The divisional council came into being in 1856, a year after the passage of the Divisional Councils Act, because of uncertainty concerning the council and its area of responsibility.
This area was enlarged three times during the council’s lifetime, each time the result of disagreement over its revenues, since the tiny Port Elizabeth Division collected far more (in both tolls, abolished in 1910, and local taxes) than either the Uitenhage or Alexandria divisions. In 1906 a small area along the Uitenhage road was added, south of the Swartkops River, and in 1930 the division was extended to the Sundays and Gamtoos rivers, so that the Port Elizabeth Division now bordered on the divisions of Humansdorp (in the west) and Alexandria (in the north). In 1949 the small district of Hankey was added to the Port Elizabeth Division as well.
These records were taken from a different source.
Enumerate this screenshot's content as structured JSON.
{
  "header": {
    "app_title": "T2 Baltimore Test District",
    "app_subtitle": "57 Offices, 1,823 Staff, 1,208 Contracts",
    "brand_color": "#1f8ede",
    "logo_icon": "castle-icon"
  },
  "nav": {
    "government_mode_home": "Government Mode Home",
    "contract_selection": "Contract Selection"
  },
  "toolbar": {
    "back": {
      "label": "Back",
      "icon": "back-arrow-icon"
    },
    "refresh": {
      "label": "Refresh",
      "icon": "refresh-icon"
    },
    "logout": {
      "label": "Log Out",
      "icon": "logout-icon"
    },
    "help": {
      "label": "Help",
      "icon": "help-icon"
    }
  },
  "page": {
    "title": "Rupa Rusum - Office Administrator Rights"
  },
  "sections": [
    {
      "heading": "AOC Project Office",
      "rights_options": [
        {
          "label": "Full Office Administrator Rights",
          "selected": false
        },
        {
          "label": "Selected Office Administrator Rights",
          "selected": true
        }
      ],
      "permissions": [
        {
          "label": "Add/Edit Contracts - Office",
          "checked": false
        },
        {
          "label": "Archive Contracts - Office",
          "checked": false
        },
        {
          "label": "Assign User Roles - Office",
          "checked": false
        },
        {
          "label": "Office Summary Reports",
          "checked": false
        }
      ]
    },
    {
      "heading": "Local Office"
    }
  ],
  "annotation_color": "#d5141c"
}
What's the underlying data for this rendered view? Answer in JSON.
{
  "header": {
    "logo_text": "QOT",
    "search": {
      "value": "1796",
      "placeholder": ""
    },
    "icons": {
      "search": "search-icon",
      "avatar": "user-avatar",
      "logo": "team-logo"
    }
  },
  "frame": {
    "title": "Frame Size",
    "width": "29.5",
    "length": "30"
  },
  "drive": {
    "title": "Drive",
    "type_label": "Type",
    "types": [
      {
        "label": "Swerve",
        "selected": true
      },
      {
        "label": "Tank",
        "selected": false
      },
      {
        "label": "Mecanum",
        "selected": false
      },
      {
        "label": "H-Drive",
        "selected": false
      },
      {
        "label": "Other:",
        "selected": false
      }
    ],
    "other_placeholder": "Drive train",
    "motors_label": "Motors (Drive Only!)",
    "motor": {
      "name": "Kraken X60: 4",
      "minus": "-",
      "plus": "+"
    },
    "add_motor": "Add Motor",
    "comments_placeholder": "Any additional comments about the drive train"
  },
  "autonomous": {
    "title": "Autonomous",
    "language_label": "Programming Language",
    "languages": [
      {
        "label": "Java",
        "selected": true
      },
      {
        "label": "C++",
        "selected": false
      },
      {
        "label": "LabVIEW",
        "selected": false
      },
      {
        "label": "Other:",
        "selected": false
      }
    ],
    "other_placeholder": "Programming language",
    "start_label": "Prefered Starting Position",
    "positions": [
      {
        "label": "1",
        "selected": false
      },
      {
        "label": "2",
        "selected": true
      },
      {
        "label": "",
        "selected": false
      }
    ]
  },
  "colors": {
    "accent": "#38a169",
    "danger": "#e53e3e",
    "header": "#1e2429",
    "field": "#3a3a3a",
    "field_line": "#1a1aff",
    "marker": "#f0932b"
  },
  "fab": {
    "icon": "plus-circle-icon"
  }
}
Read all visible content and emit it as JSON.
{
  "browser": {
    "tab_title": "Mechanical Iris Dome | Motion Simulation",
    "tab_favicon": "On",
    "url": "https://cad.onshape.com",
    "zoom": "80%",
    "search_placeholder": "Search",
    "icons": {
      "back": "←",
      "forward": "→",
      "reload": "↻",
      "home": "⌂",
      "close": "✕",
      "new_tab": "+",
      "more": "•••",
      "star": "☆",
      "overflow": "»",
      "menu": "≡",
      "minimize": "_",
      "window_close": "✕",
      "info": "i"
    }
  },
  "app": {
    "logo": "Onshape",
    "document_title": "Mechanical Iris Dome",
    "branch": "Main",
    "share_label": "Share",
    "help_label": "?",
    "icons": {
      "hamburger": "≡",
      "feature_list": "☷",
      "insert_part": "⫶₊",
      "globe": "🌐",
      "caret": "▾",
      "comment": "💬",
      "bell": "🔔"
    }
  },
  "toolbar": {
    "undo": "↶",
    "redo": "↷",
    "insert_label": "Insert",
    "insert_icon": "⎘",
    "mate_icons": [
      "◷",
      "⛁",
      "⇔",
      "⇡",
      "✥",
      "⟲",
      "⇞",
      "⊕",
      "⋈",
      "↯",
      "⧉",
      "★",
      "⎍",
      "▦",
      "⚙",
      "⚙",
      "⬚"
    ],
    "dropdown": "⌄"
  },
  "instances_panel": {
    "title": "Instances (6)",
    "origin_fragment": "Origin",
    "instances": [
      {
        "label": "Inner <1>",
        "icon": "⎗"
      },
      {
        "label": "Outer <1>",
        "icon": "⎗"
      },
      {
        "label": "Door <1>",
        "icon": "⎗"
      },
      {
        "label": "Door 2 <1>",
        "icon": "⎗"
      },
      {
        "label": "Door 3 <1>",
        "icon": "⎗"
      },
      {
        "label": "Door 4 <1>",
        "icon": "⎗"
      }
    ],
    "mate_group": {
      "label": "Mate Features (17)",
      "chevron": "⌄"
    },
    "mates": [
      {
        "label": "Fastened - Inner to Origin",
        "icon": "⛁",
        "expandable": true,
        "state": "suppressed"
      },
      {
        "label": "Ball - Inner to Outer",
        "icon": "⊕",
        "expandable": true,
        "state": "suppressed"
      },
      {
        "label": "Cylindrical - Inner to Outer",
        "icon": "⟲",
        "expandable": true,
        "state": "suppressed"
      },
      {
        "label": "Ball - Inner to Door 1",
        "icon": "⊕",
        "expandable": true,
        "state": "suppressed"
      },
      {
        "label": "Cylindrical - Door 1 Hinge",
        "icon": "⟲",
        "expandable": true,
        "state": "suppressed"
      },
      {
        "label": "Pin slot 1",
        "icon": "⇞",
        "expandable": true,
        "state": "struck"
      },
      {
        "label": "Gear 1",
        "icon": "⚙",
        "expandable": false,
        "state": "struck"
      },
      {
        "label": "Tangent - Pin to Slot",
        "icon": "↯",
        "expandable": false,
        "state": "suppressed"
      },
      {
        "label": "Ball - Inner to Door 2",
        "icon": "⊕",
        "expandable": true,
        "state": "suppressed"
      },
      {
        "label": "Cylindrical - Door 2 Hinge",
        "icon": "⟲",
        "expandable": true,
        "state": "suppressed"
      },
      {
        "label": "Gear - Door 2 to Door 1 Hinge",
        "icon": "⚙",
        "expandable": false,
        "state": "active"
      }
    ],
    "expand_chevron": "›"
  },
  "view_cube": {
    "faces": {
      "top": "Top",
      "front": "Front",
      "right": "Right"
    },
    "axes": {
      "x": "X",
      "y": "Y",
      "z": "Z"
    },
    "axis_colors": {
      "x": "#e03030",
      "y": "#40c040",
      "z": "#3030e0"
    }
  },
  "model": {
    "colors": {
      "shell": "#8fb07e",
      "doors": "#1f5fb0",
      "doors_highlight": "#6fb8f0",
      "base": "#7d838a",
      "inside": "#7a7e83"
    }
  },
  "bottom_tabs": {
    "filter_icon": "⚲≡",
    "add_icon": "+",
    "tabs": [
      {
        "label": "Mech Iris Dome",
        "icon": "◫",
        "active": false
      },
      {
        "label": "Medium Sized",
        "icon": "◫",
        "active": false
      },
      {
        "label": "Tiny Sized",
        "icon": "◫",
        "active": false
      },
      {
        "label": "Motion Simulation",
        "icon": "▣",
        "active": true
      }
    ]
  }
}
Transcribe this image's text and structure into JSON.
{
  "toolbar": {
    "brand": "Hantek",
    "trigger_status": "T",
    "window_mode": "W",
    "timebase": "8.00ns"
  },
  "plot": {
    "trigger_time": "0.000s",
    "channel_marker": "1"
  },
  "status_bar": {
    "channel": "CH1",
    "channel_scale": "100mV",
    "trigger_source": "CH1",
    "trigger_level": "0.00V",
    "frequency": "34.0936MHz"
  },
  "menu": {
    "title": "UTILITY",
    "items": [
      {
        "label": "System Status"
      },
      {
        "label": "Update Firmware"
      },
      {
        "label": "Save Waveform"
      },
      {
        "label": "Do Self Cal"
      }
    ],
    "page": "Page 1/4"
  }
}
The arms could have been devised at any time between 1930, when the Gamtoos River bridge became the responsibility of this council, and 1956, when the Port Elizabeth Divisional Council marked its centenary by publishing a book illustrating the arms. Ironically, the bridge was built by the divisional councils of Uitenhage and Humansdorp, because in 1895 when it was erected the Gamtoos River was nowhere near the Port Elizabeth Division.
The Port Elizabeth Divisional Council disappeared into larger groupings after 1978. However, the local government election of 2000 saw the area once covered by the council (minus Hankey) incorporated into the Nelson Mandela Metropole, and in fact making up the largest proportion of the metropolitan area.